An independent autopsy performed by a world-renowned forensic pathologist not only confirmed that Patrick Lyoya died from being shot in the back of his head by a police officer but also that the officer “pressed” his gun into the unarmed Black man’s head before firing the “contact shot” in Grand Rapids, Michigan.
Dr. Werner Spitz said Tuesday during a press conference in Detroit that Lyoya, 26, was also “conscious and aware that a gun was being held to the back of his head” at the moment before he died on that fateful morning of April 4.
Those findings based on scientific evidence only bolster claims that lethal force was used in a situation in which it was not merited because the officer clearly had control over Lyoya, civil rights attorneys said during the press conference.
The developments in the latest high profile police killing of an unarmed Black person came as Ben Crump, who represents Lyoya’s family, suggested Lyoya — whose shooting stemmed from a traffic stop — was also the victim of “DWB,” or driving while Black.
Attorney Ven Johnson also suggested during the press conference that the sudden deactivation of the officer’s body camera may have been deliberate.
The autopsy findings came days before Lyoya’s funeral and nearly one week after graphic video footage from the traffic stop and shooting was made public by the City of Grand Rapids.
Spitz, who has worked on landmark shooting cases like the assassinations of President John F. Kennedy and Martin Luther King Jr., conducted the autopsy on Saturday at a funeral home in Grand Rapids and shared his preliminary findings on Tuesday.
Using a human skull and a chart to demonstrate where and how Lyoya was shot, Spitz said the single bullet used went into Lyoya’s skull but never exited his head.

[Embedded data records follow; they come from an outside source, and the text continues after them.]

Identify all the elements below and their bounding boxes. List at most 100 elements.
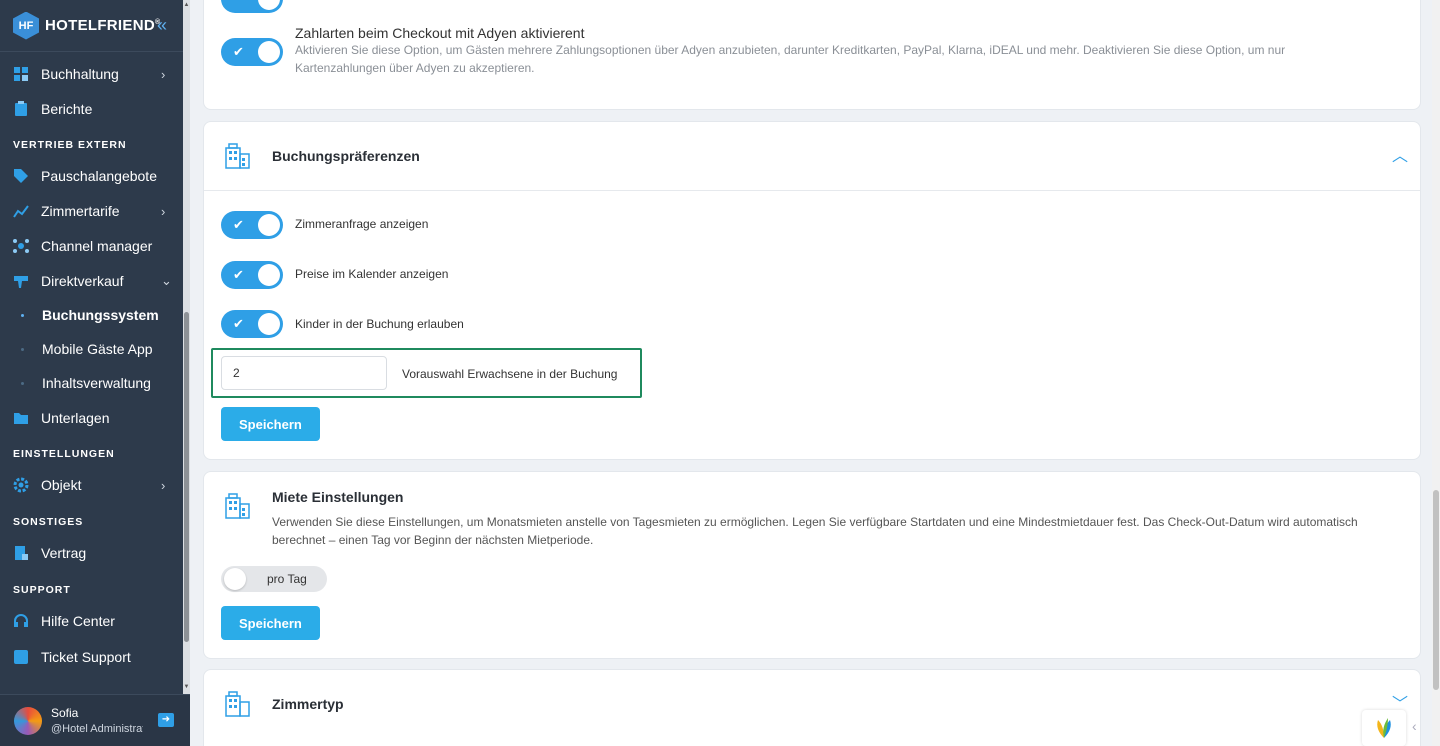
calendar-prices-label: Preise im Kalender anzeigen xyxy=(295,267,449,281)
logout-icon[interactable]: ➜ xyxy=(158,713,174,727)
adyen-description: Aktivieren Sie diese Option, um Gästen m… xyxy=(295,43,1286,75)
booking-preferences-title: Buchungspräferenzen xyxy=(272,148,420,164)
sidebar-item-label: Unterlagen xyxy=(41,410,110,426)
sidebar-scroll-thumb[interactable] xyxy=(184,312,189,642)
line-chart-icon xyxy=(13,205,29,218)
sidebar-item-label: Ticket Support xyxy=(41,649,131,665)
sidebar-item-channel-manager[interactable]: Channel manager xyxy=(0,229,182,263)
sidebar-item-zimmertarife[interactable]: Zimmertarife › xyxy=(0,194,182,228)
sidebar-item-buchhaltung[interactable]: Buchhaltung › xyxy=(0,57,182,91)
sidebar-subitem-label: Inhaltsverwaltung xyxy=(42,375,151,391)
per-day-label: pro Tag xyxy=(267,572,307,586)
room-type-card: Zimmertyp ﹀ xyxy=(203,669,1421,746)
chevron-right-icon: › xyxy=(161,66,166,82)
headset-icon xyxy=(14,614,28,627)
room-request-toggle[interactable]: ✔ xyxy=(221,211,283,239)
save-button[interactable]: Speichern xyxy=(221,407,320,441)
user-bar: Sofia @Hotel Administrator ➜ xyxy=(0,694,190,746)
check-icon: ✔ xyxy=(233,44,244,59)
check-icon: ✔ xyxy=(233,267,244,282)
sidebar-item-berichte[interactable]: Berichte xyxy=(0,92,182,126)
chart-grid-icon xyxy=(14,67,28,81)
chevron-down-icon: ⌄ xyxy=(161,273,172,288)
sidebar: HF HOTELFRIEND® « Buchhaltung › Berichte… xyxy=(0,0,190,746)
chevron-up-icon[interactable]: ︿ xyxy=(1392,142,1408,166)
sidebar-subitem-inhaltsverwaltung[interactable]: Inhaltsverwaltung xyxy=(0,368,182,398)
avatar[interactable] xyxy=(14,706,42,735)
leaf-logo-icon xyxy=(1377,718,1391,738)
sidebar-subitem-label: Mobile Gäste App xyxy=(42,341,153,357)
bullet-icon xyxy=(21,313,24,317)
sidebar-item-objekt[interactable]: Objekt › xyxy=(0,468,182,502)
rent-settings-description: Verwenden Sie diese Einstellungen, um Mo… xyxy=(272,515,1358,547)
sidebar-item-label: Buchhaltung xyxy=(41,66,119,82)
section-label-sonstiges: SONSTIGES xyxy=(13,516,84,528)
room-request-label: Zimmeranfrage anzeigen xyxy=(295,217,429,231)
network-icon xyxy=(13,239,29,253)
collapse-sidebar-icon[interactable]: « xyxy=(157,15,167,36)
assistant-widget[interactable] xyxy=(1362,710,1406,746)
main-content: ✔ Zahlarten beim Checkout mit Adyen akti… xyxy=(190,0,1440,746)
sidebar-item-vertrag[interactable]: Vertrag xyxy=(0,536,182,570)
sidebar-item-pauschalangebote[interactable]: Pauschalangebote xyxy=(0,159,182,193)
folder-icon xyxy=(14,413,28,424)
toggle-knob xyxy=(258,264,280,286)
section-label-einstellungen: EINSTELLUNGEN xyxy=(13,448,115,460)
tag-icon xyxy=(14,169,28,183)
adults-input[interactable] xyxy=(221,356,387,390)
chevron-right-icon: › xyxy=(161,203,166,219)
user-role: @Hotel Administrator xyxy=(51,722,143,735)
toggle-knob xyxy=(258,0,280,10)
toggle-knob xyxy=(258,313,280,335)
check-icon: ✔ xyxy=(233,217,244,232)
sidebar-item-label: Direktverkauf xyxy=(41,273,124,289)
sidebar-item-label: Vertrag xyxy=(41,545,87,561)
payment-card: ✔ Zahlarten beim Checkout mit Adyen akti… xyxy=(203,0,1421,110)
bullet-icon xyxy=(21,381,24,385)
toggle-knob xyxy=(224,568,246,590)
building-icon xyxy=(225,143,250,169)
previous-toggle[interactable] xyxy=(221,0,283,13)
booking-preferences-card: Buchungspräferenzen ︿ ✔ Zimmeranfrage an… xyxy=(203,121,1421,460)
sidebar-item-unterlagen[interactable]: Unterlagen xyxy=(0,401,182,435)
sidebar-item-label: Pauschalangebote xyxy=(41,168,157,184)
megaphone-icon xyxy=(14,276,28,288)
toggle-knob xyxy=(258,41,280,63)
clipboard-icon xyxy=(15,101,27,116)
user-meta: Sofia @Hotel Administrator xyxy=(51,705,143,737)
back-arrow-icon[interactable]: ‹ xyxy=(1412,718,1417,734)
room-type-title: Zimmertyp xyxy=(272,696,344,712)
sidebar-item-hilfe-center[interactable]: Hilfe Center xyxy=(0,604,182,638)
calendar-prices-toggle[interactable]: ✔ xyxy=(221,261,283,289)
children-toggle[interactable]: ✔ xyxy=(221,310,283,338)
save-button[interactable]: Speichern xyxy=(221,606,320,640)
section-label-support: SUPPORT xyxy=(13,584,71,596)
adyen-toggle[interactable]: ✔ xyxy=(221,38,283,66)
per-day-toggle[interactable]: pro Tag xyxy=(221,566,327,592)
building-icon xyxy=(225,493,250,519)
sidebar-subitem-buchungssystem[interactable]: Buchungssystem xyxy=(0,300,182,330)
page-scrollbar[interactable] xyxy=(1432,0,1440,746)
brand-name: HOTELFRIEND® xyxy=(45,17,161,34)
logo-icon: HF xyxy=(13,11,39,40)
gear-icon xyxy=(13,477,29,493)
user-name: Sofia xyxy=(51,705,79,720)
page-scroll-thumb[interactable] xyxy=(1433,490,1439,690)
bullet-icon xyxy=(21,347,24,351)
scroll-down-icon[interactable]: ▼ xyxy=(183,684,190,690)
sidebar-item-label: Berichte xyxy=(41,101,93,117)
contract-icon xyxy=(15,546,28,560)
rent-settings-title: Miete Einstellungen xyxy=(272,489,404,505)
sidebar-item-label: Objekt xyxy=(41,477,82,493)
sidebar-scrollbar[interactable]: ▲ ▼ xyxy=(183,0,190,694)
children-label: Kinder in der Buchung erlauben xyxy=(295,317,464,331)
sidebar-item-direktverkauf[interactable]: Direktverkauf ⌄ xyxy=(0,264,182,298)
sidebar-subitem-mobile-gaeste-app[interactable]: Mobile Gäste App xyxy=(0,334,182,364)
sidebar-item-label: Hilfe Center xyxy=(41,613,115,629)
toggle-knob xyxy=(258,214,280,236)
scroll-up-icon[interactable]: ▲ xyxy=(183,2,190,8)
card-divider xyxy=(204,190,1420,191)
sidebar-item-ticket-support[interactable]: Ticket Support xyxy=(0,640,182,674)
building-icon xyxy=(225,691,250,717)
section-label-vertrieb: VERTRIEB EXTERN xyxy=(13,139,127,151)
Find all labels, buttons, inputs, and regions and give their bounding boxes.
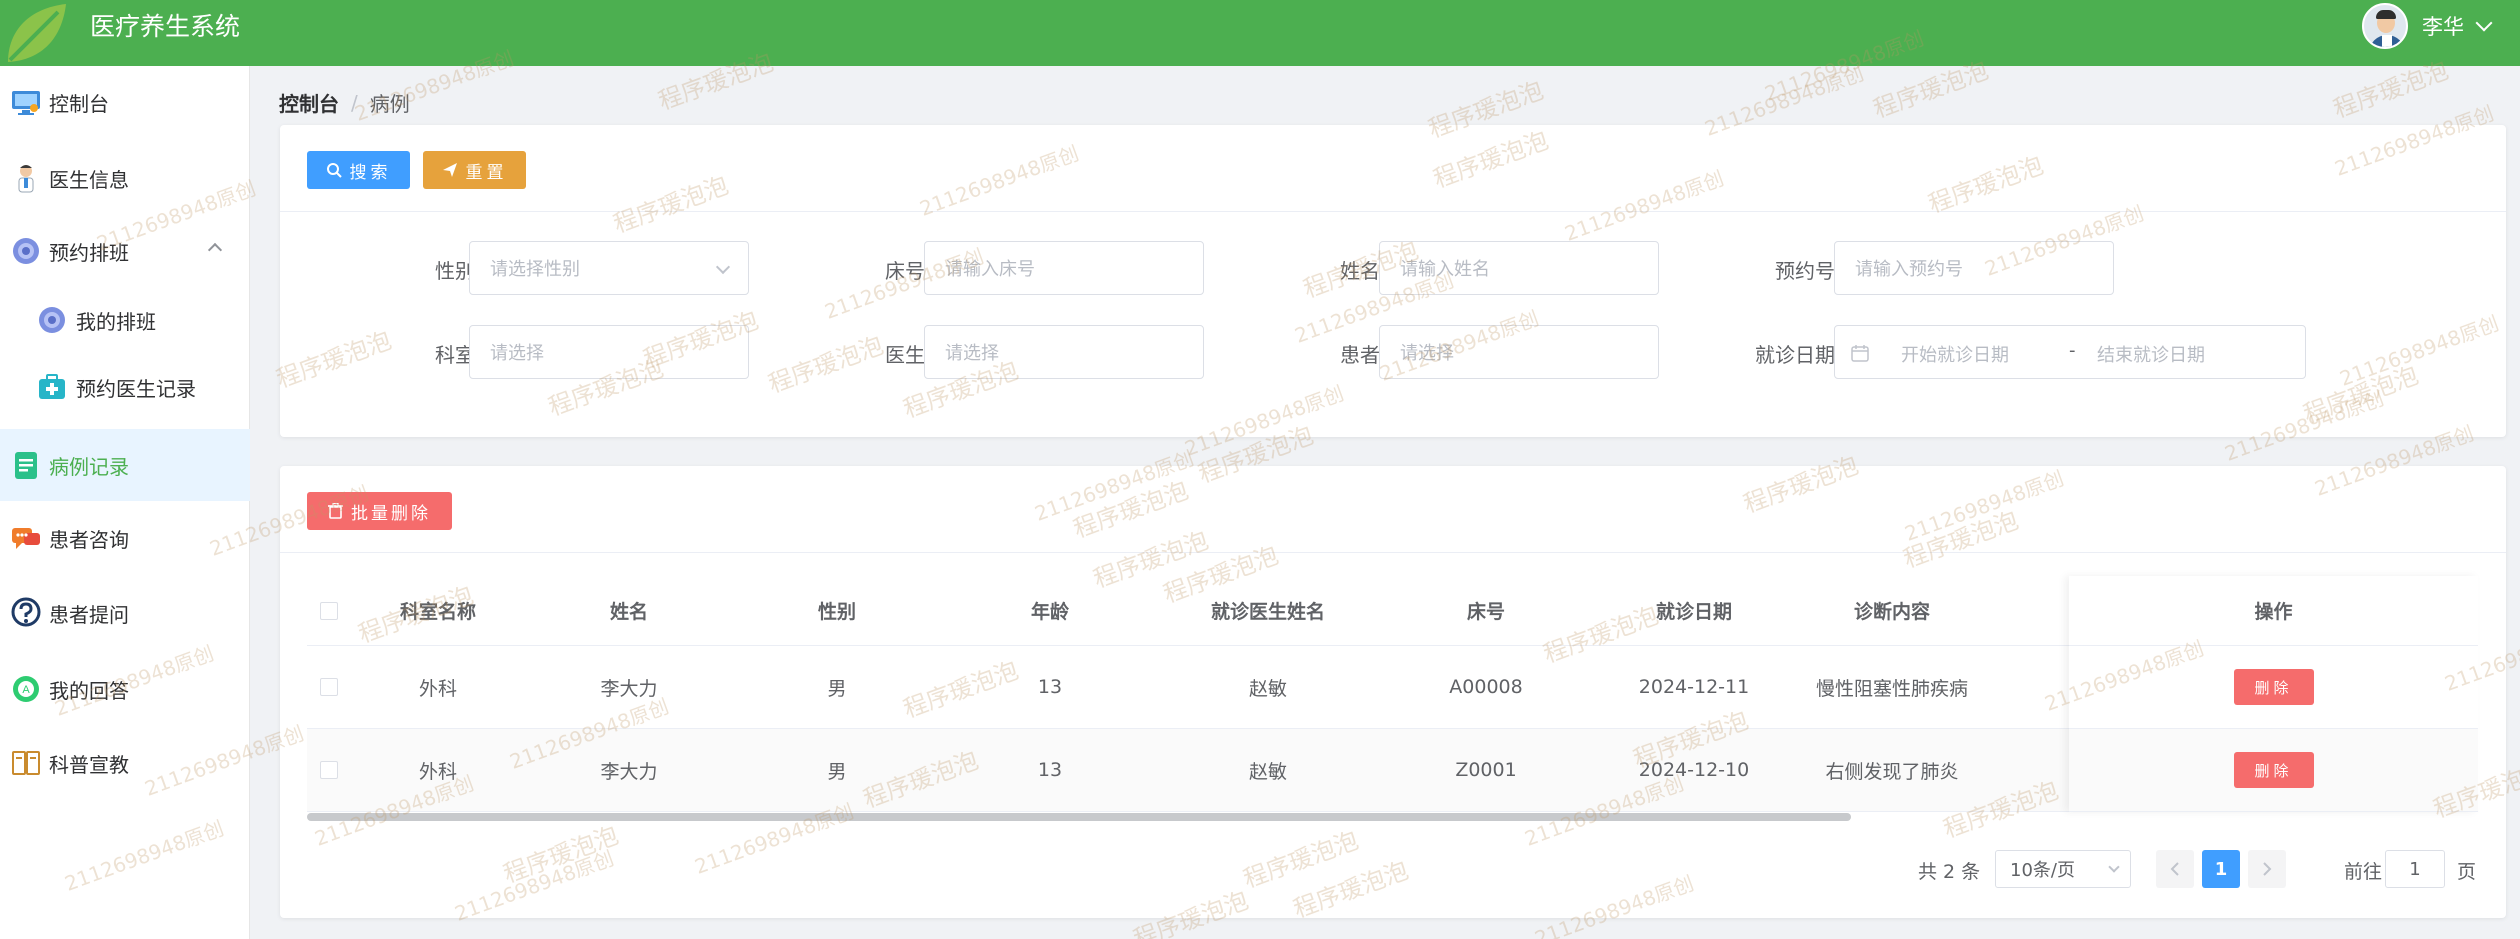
breadcrumb-current: 病例 (369, 92, 410, 116)
user-avatar[interactable] (2362, 3, 2408, 49)
answer-icon: A (13, 676, 39, 702)
search-button[interactable]: 搜索 (307, 151, 410, 189)
department-label: 科室 (435, 343, 475, 367)
chevron-down-icon (715, 259, 731, 275)
document-icon (15, 452, 37, 479)
calendar-icon (1851, 345, 1869, 362)
chevron-down-icon[interactable] (2475, 14, 2493, 32)
medical-kit-icon (39, 374, 65, 399)
app-title: 医疗养生系统 (90, 12, 241, 41)
search-icon (326, 163, 342, 178)
bed-input[interactable]: 请输入床号 (924, 241, 1204, 295)
fixed-action-column (2069, 576, 2478, 812)
select-all-checkbox[interactable] (320, 601, 338, 620)
reset-button[interactable]: 重置 (423, 151, 526, 189)
breadcrumb: 控制台 / 病例 (279, 88, 410, 117)
column-header[interactable]: 性别 (733, 576, 941, 645)
user-menu[interactable]: 李华 (2362, 0, 2493, 52)
chat-icon (12, 528, 40, 549)
svg-text:A: A (22, 684, 30, 696)
chevron-up-icon[interactable] (207, 242, 223, 258)
pagination-total: 共 2 条 (1918, 860, 1981, 883)
column-header[interactable]: 姓名 (525, 576, 733, 645)
send-icon (442, 163, 457, 177)
date-end-input[interactable]: 结束就诊日期 (2097, 341, 2205, 367)
prev-page-button[interactable] (2156, 850, 2194, 888)
book-icon (12, 751, 40, 775)
sidebar-item-appointment-records[interactable]: 预约医生记录 (0, 351, 250, 423)
date-start-input[interactable]: 开始就诊日期 (1901, 341, 2009, 367)
row-checkbox[interactable] (320, 761, 338, 779)
column-header[interactable]: 科室名称 (351, 576, 525, 645)
top-header: 医疗养生系统 李华 (0, 0, 2520, 66)
chevron-right-icon (2263, 862, 2272, 876)
horizontal-scrollbar[interactable] (307, 813, 1851, 821)
sidebar-item-my-answers[interactable]: A 我的回答 (0, 653, 250, 725)
patient-select[interactable]: 请选择 (1379, 325, 1659, 379)
visit-date-label: 就诊日期 (1755, 343, 1835, 367)
chevron-left-icon (2170, 862, 2179, 876)
column-header[interactable]: 年龄 (941, 576, 1159, 645)
sidebar-item-patient-consult[interactable]: 患者咨询 (0, 502, 250, 574)
column-header[interactable]: 床号 (1377, 576, 1595, 645)
next-page-button[interactable] (2248, 850, 2286, 888)
bed-label: 床号 (885, 259, 925, 283)
doctor-label: 医生 (885, 343, 925, 367)
gear-flower-icon (39, 307, 65, 333)
goto-label: 前往 (2344, 860, 2383, 883)
department-select[interactable]: 请选择 (469, 325, 749, 379)
name-input[interactable]: 请输入姓名 (1379, 241, 1659, 295)
patient-label: 患者 (1340, 343, 1380, 367)
search-panel: 搜索 重置 性别 请选择性别 床号 请输入床号 姓名 请输入姓名 预约号 请输入… (280, 125, 2506, 437)
page-number-button[interactable]: 1 (2202, 850, 2240, 888)
appointment-number-input[interactable]: 请输入预约号 (1834, 241, 2114, 295)
page-size-select[interactable]: 10条/页 (1995, 850, 2131, 888)
sidebar-item-appointment-schedule[interactable]: 预约排班 (0, 215, 250, 287)
chevron-down-icon (2108, 861, 2120, 873)
column-header[interactable]: 就诊医生姓名 (1159, 576, 1377, 645)
column-header[interactable]: 诊断内容 (1793, 576, 1991, 645)
column-header[interactable]: 就诊日期 (1595, 576, 1793, 645)
goto-page-input[interactable]: 1 (2385, 850, 2445, 888)
row-checkbox[interactable] (320, 678, 338, 696)
sidebar-item-science-education[interactable]: 科普宣教 (0, 727, 250, 799)
question-icon (11, 597, 41, 627)
gear-flower-icon (13, 238, 39, 264)
doctor-icon (18, 165, 34, 193)
sidebar: 控制台 医生信息 预约排班 我的排班 预约医生记录 病例记录 患者咨询 患者提问… (0, 66, 250, 939)
name-label: 姓名 (1340, 259, 1380, 283)
appointment-number-label: 预约号 (1775, 259, 1835, 283)
sidebar-item-patient-questions[interactable]: 患者提问 (0, 577, 250, 649)
trash-icon (328, 503, 343, 519)
gender-select[interactable]: 请选择性别 (469, 241, 749, 295)
leaf-logo-icon (8, 4, 66, 62)
sidebar-item-dashboard[interactable]: 控制台 (0, 66, 250, 138)
breadcrumb-separator: / (351, 90, 358, 115)
batch-delete-button[interactable]: 批量删除 (307, 492, 452, 530)
table-panel: 批量删除 科室名称 姓名 性别 年龄 就诊医生姓名 床号 就诊日期 诊断内容 操… (280, 466, 2506, 918)
page-unit-label: 页 (2457, 860, 2477, 883)
user-name[interactable]: 李华 (2422, 11, 2464, 41)
sidebar-item-doctor-info[interactable]: 医生信息 (0, 142, 250, 214)
monitor-icon (12, 91, 40, 115)
doctor-select[interactable]: 请选择 (924, 325, 1204, 379)
sidebar-item-case-records[interactable]: 病例记录 (0, 429, 250, 501)
sidebar-item-my-schedule[interactable]: 我的排班 (0, 284, 250, 356)
visit-date-range-picker[interactable]: 开始就诊日期 - 结束就诊日期 (1834, 325, 2306, 379)
gender-label: 性别 (435, 259, 475, 283)
breadcrumb-home[interactable]: 控制台 (279, 88, 339, 117)
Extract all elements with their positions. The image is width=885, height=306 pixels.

Instead, the bullet was lodged near the upper right temple and stopped because Lyoya had his face pushed into the ground at the time of the shooting.
the bullet went thru the bone and lodged under the skin for the simple reason that the skin is elastic, lost its velocity of the bullet because the bullet stretched the skin in the upper right temple area and at that moment the bullet stopped and it was located.
“There’s no question what killed this young man,” Spitz said.
Crump said it was important to get these official findings on the record because previously the police chief in Grand Rapids would not say where Lyoya was shot.
Spitz said it was the only injury to Lyoya’s body.
Lyoya knew he had a gun to his head before he was shot, Spitz added.
“He was fully aware at one point … that there is a gun being held to his head,” Spitz said, in part because “the gun is cold” and metal.
“The gun is pushed against the skin which gives a certain feeling to the person that is being detained, that there’s a gun involved and,” Spitz said before adding, “Who knows what’s going to follow?”
Spitz said he was sure the gun was pressed into Lyoya’s head before the fatal shot was fired.
“I think it was,” Spitz said, “because the bone in the back of the head was not broken, it was fragmented.”
Bone fragmentation happens “when the gun is held in contact with the skin and pushed against the skin,” Spitz said.
This is a developing story that will be updated as additional information becomes available.